Friday, May 27, 2005

Stupid Therapist

The new cloak idea sucked. Changing my image was a rotten idea. No one would take me seriously at all. Some idiot sprayed me with red paint thinking the fur was real. I almost took him in, but he has several years to go. His destined death is a slow and rough one, so I have motive to be patient.

I've been petitioning to be allowed a Mrs. Death. I saw some chick at the pub, recently, and she's due to kick the bucket within the week. So, maybe I could still take her out of the world, but just keep her here with me. Win-win, you know? Normally, my position is a solitary one and my quarters are off limits to anyone but me. Still, I'm working on an addendum to my contract that would allow me a partner of sorts.
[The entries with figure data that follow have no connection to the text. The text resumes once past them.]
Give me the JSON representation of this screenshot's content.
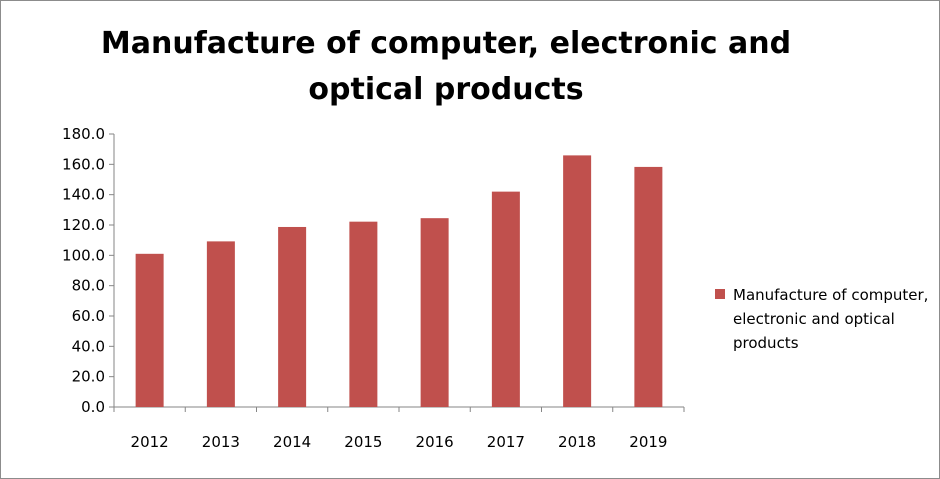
{
  "chart_data": {
    "type": "bar",
    "title": "Manufacture of computer, electronic and optical products",
    "categories": [
      "2012",
      "2013",
      "2014",
      "2015",
      "2016",
      "2017",
      "2018",
      "2019"
    ],
    "series": [
      {
        "name": "Manufacture of computer, electronic and optical products",
        "values": [
          101.0,
          109.2,
          118.7,
          122.2,
          124.5,
          142.0,
          165.9,
          158.3
        ],
        "color": "#C0504D"
      }
    ],
    "ylim": [
      0,
      180
    ],
    "yticks": [
      "0.0",
      "20.0",
      "40.0",
      "60.0",
      "80.0",
      "100.0",
      "120.0",
      "140.0",
      "160.0",
      "180.0"
    ],
    "grid": false,
    "legend_position": "right"
  }
}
They're talking about requiring she be willing, though. Where am I supposed to find a hot babe who wants to spend her life with a skeleton? Maybe I can just trick one into eating pomegranite. Worked for Hades, kinda.

Lonely in Sheol,
rimmy-G

Thursday, May 26, 2005

A new look

My therapist said maybe I could regain enthusiasm for my job if I went for a new look or image or something. At first I thought she was crazy, but I started thinking about making a new cloak and, as I was shopping online for fabrics, I started to get into the idea.
I picked out some stuff that will put James Brown's capes to shame. I also found some fake leapord fur for the lining and it is so soft. It looks really realistic, too.
I might get some funky elevator boots or something to go with it. Then again, added heigth might just make me more intimidating. I think I want to go less scary, more sexy.

Wednesday, May 25, 2005

Here goes nothin

Well, I think it's stupid but my therapist says I need to "cronicle my thoughts" and "get in touch with the inner-Death". I think it's a load of hooey. Of course I'm miserable with my job. Sure, it was fun at first... touch some guy with a boney finger and he drops like a fly in a stream of Raid. I used to get a real kick out of it. Sometimes they'd just drop at the sight of me. But, come on... any job will get old after all this time. I don't even know how many years it's been. Of course, I got so carried away (power-drunk, I guess) that I went trigger-happy on the dinosaurs and wiped them out. I dont' miss them, though. Humans are more fun.

I'm just tired, you know? I need some time off or a change of pace, or something. It's not like I can get promoted or anything. Where would they find a new Death? I need to do something though. I've gotten complacent and taken the wrong people a few times. I just need some rest. Maybe I'll take a nap.